ロクは、ハットを上げてタケシを睨み付ける。
「誰だ、今度は?」とタケシ。
ロクはタケシに向かって銃口を向けた。
「ストラトスのタケシか?」
「・・・だとしたら?」即答しないで間を空けて答えるタケシ。
「なら、何度も荒野で逢ってるぜ!」
「き、貴様・・・雷獣か・・・?」余裕のロクに対して顔色が変わるタケシ。更に動揺したのかタケシの声は裏返った。
「お前が・・・あの雷獣なのか?」
「さあな・・・」
「ん?どこかで一度見たツラだな?」
「ああ、一度な。P4のお前らの司令室・・・あの時の、小火覚えてるか?少女兵が消えたのを?」
「あの時のガキか?下手な猿芝居打ちやがるな!」
「覚えてたか?その猿芝居に騙される方もどうかと・・・?」
「で?・・・何モンだお前は!?」
「俺かい?俺が四天王・・・P6の四天王のロクだ!」
「し、四天王・・・!?」と直美。
「四天王だと?ふはははっ!やっと逢えたな?」
「何だと!?」
「ふっ・・・」
すると、タケシは隠し持っていたサバイバルナイフを取り出し、直美の後ろに回り込んだ。
「なに!」驚くロク。
「直美!」と関根。
タケシは左手で直美の首を絞め、右手で直美の顔にナイフを突きつけた。
「くっ・・・」
「直美・・・」
「雷獣!銃を捨てろ!さもなくばこの女を殺す!」
「野郎・・・」
桑田は薄暗い廊下を一人歩いていた。

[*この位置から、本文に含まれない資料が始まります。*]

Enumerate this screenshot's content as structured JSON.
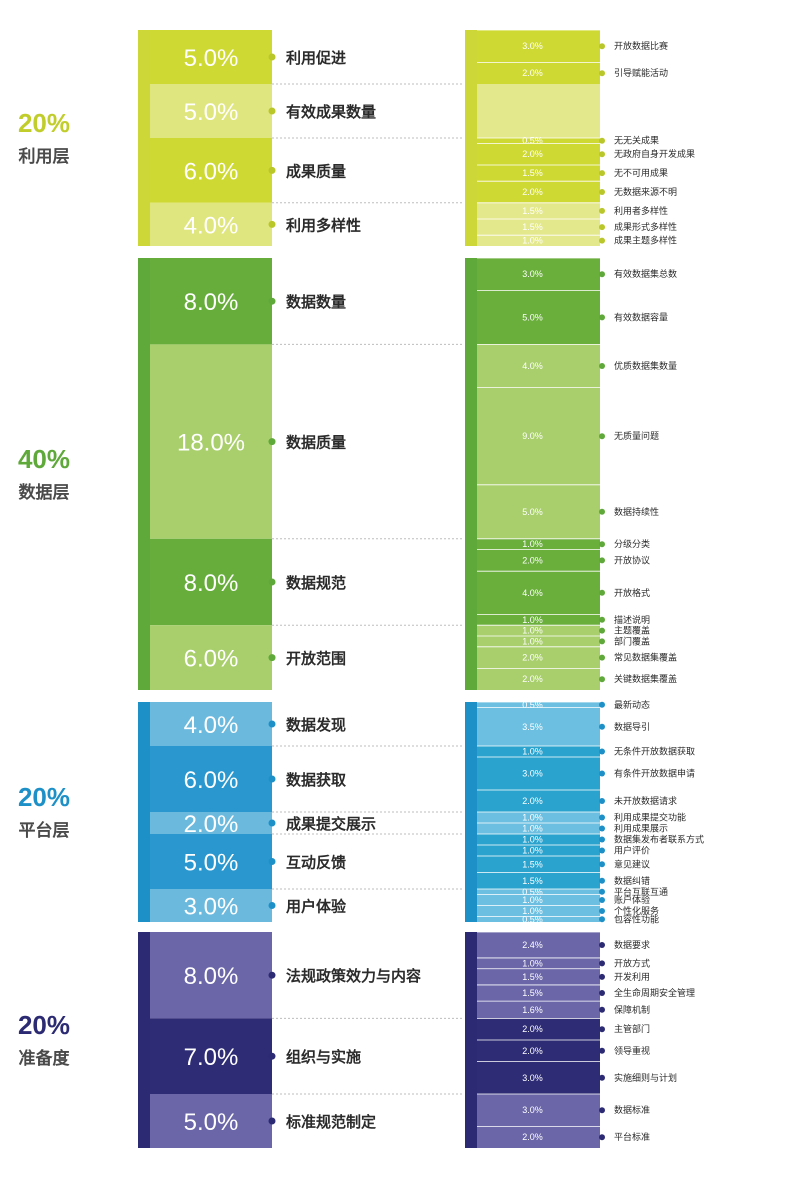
{
  "chart_data": {
    "type": "table",
    "title": "",
    "levels": [
      {
        "pct": "20%",
        "name": "利用层",
        "colors": {
          "accent": "#cdd838",
          "dark": "#cfd933",
          "light": "#e0e67f",
          "sub_dark": "#cfd933",
          "sub_light": "#e3e88d",
          "dot": "#b9c72a",
          "pct_text": "#c1cd2b"
        },
        "groups": [
          {
            "pct": "5.0%",
            "name": "利用促进",
            "shade": "dark",
            "items": [
              {
                "pct": "3.0%",
                "name": "开放数据比赛"
              },
              {
                "pct": "2.0%",
                "name": "引导赋能活动"
              }
            ]
          },
          {
            "pct": "5.0%",
            "name": "有效成果数量",
            "shade": "light",
            "items": []
          },
          {
            "pct": "6.0%",
            "name": "成果质量",
            "shade": "dark",
            "items": [
              {
                "pct": "0.5%",
                "name": "无无关成果"
              },
              {
                "pct": "2.0%",
                "name": "无政府自身开发成果"
              },
              {
                "pct": "1.5%",
                "name": "无不可用成果"
              },
              {
                "pct": "2.0%",
                "name": "无数据来源不明"
              }
            ]
          },
          {
            "pct": "4.0%",
            "name": "利用多样性",
            "shade": "light",
            "items": [
              {
                "pct": "1.5%",
                "name": "利用者多样性"
              },
              {
                "pct": "1.5%",
                "name": "成果形式多样性"
              },
              {
                "pct": "1.0%",
                "name": "成果主题多样性"
              }
            ]
          }
        ]
      },
      {
        "pct": "40%",
        "name": "数据层",
        "colors": {
          "accent": "#5fa83a",
          "dark": "#67ad3c",
          "light": "#a9cf6c",
          "sub_dark": "#6aae3c",
          "sub_light": "#a9cf6c",
          "dot": "#5fa83a",
          "pct_text": "#5fa83a"
        },
        "groups": [
          {
            "pct": "8.0%",
            "name": "数据数量",
            "shade": "dark",
            "items": [
              {
                "pct": "3.0%",
                "name": "有效数据集总数"
              },
              {
                "pct": "5.0%",
                "name": "有效数据容量"
              }
            ]
          },
          {
            "pct": "18.0%",
            "name": "数据质量",
            "shade": "light",
            "items": [
              {
                "pct": "4.0%",
                "name": "优质数据集数量"
              },
              {
                "pct": "9.0%",
                "name": "无质量问题"
              },
              {
                "pct": "5.0%",
                "name": "数据持续性"
              }
            ]
          },
          {
            "pct": "8.0%",
            "name": "数据规范",
            "shade": "dark",
            "items": [
              {
                "pct": "1.0%",
                "name": "分级分类"
              },
              {
                "pct": "2.0%",
                "name": "开放协议"
              },
              {
                "pct": "4.0%",
                "name": "开放格式"
              },
              {
                "pct": "1.0%",
                "name": "描述说明"
              }
            ]
          },
          {
            "pct": "6.0%",
            "name": "开放范围",
            "shade": "light",
            "items": [
              {
                "pct": "1.0%",
                "name": "主题覆盖"
              },
              {
                "pct": "1.0%",
                "name": "部门覆盖"
              },
              {
                "pct": "2.0%",
                "name": "常见数据集覆盖"
              },
              {
                "pct": "2.0%",
                "name": "关键数据集覆盖"
              }
            ]
          }
        ]
      },
      {
        "pct": "20%",
        "name": "平台层",
        "colors": {
          "accent": "#1e90c8",
          "dark": "#2a97cf",
          "light": "#6cb9de",
          "sub_dark": "#2aa3cf",
          "sub_light": "#6cbfe0",
          "dot": "#1e90c8",
          "pct_text": "#1e90c8"
        },
        "groups": [
          {
            "pct": "4.0%",
            "name": "数据发现",
            "shade": "light",
            "items": [
              {
                "pct": "0.5%",
                "name": "最新动态"
              },
              {
                "pct": "3.5%",
                "name": "数据导引"
              }
            ]
          },
          {
            "pct": "6.0%",
            "name": "数据获取",
            "shade": "dark",
            "items": [
              {
                "pct": "1.0%",
                "name": "无条件开放数据获取"
              },
              {
                "pct": "3.0%",
                "name": "有条件开放数据申请"
              },
              {
                "pct": "2.0%",
                "name": "未开放数据请求"
              }
            ]
          },
          {
            "pct": "2.0%",
            "name": "成果提交展示",
            "shade": "light",
            "items": [
              {
                "pct": "1.0%",
                "name": "利用成果提交功能"
              },
              {
                "pct": "1.0%",
                "name": "利用成果展示"
              }
            ]
          },
          {
            "pct": "5.0%",
            "name": "互动反馈",
            "shade": "dark",
            "items": [
              {
                "pct": "1.0%",
                "name": "数据集发布者联系方式"
              },
              {
                "pct": "1.0%",
                "name": "用户评价"
              },
              {
                "pct": "1.5%",
                "name": "意见建议"
              },
              {
                "pct": "1.5%",
                "name": "数据纠错"
              }
            ]
          },
          {
            "pct": "3.0%",
            "name": "用户体验",
            "shade": "light",
            "items": [
              {
                "pct": "0.5%",
                "name": "平台互联互通"
              },
              {
                "pct": "1.0%",
                "name": "账户体验"
              },
              {
                "pct": "1.0%",
                "name": "个性化服务"
              },
              {
                "pct": "0.5%",
                "name": "包容性功能"
              }
            ]
          }
        ]
      },
      {
        "pct": "20%",
        "name": "准备度",
        "colors": {
          "accent": "#2c2a72",
          "dark": "#2e2c75",
          "light": "#6a66a8",
          "sub_dark": "#2e2c75",
          "sub_light": "#6a66a8",
          "dot": "#2c2a72",
          "pct_text": "#2c2a72"
        },
        "groups": [
          {
            "pct": "8.0%",
            "name": "法规政策效力与内容",
            "shade": "light",
            "items": [
              {
                "pct": "2.4%",
                "name": "数据要求"
              },
              {
                "pct": "1.0%",
                "name": "开放方式"
              },
              {
                "pct": "1.5%",
                "name": "开发利用"
              },
              {
                "pct": "1.5%",
                "name": "全生命周期安全管理"
              },
              {
                "pct": "1.6%",
                "name": "保障机制"
              }
            ]
          },
          {
            "pct": "7.0%",
            "name": "组织与实施",
            "shade": "dark",
            "items": [
              {
                "pct": "2.0%",
                "name": "主管部门"
              },
              {
                "pct": "2.0%",
                "name": "领导重视"
              },
              {
                "pct": "3.0%",
                "name": "实施细则与计划"
              }
            ]
          },
          {
            "pct": "5.0%",
            "name": "标准规范制定",
            "shade": "light",
            "items": [
              {
                "pct": "3.0%",
                "name": "数据标准"
              },
              {
                "pct": "2.0%",
                "name": "平台标准"
              }
            ]
          }
        ]
      }
    ]
  }
}
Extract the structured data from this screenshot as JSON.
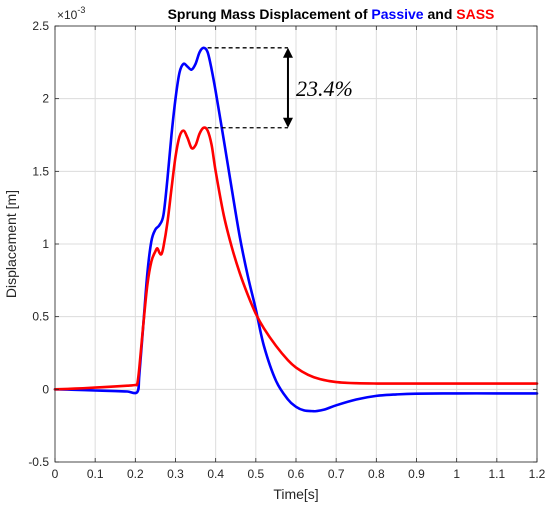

やはり後ろには黒い影が桑田をゆっくりと後をつけていた。その影はジプシャンの使う拳銃を桑田に向けていた。桑田はそれに気づく事なく前を向いて歩いて行く。
その時だった。一発の銃声が聞こえた。その銃声は狭い廊下に響き渡った。しかし、桑田の耳にはそれは聞こえなかった。桑田は今まで感じたことがない痛みを感じていた。周りの風景だけがスローモーションで流れ、気が付いた桑田の目に映っていたのは廊下の床の部分だった。
『う・・・撃たれた・・・のか?』
床には大量の血が流れ出した。桑田は、倒れて初めて自分が撃たれたのに気が付いた。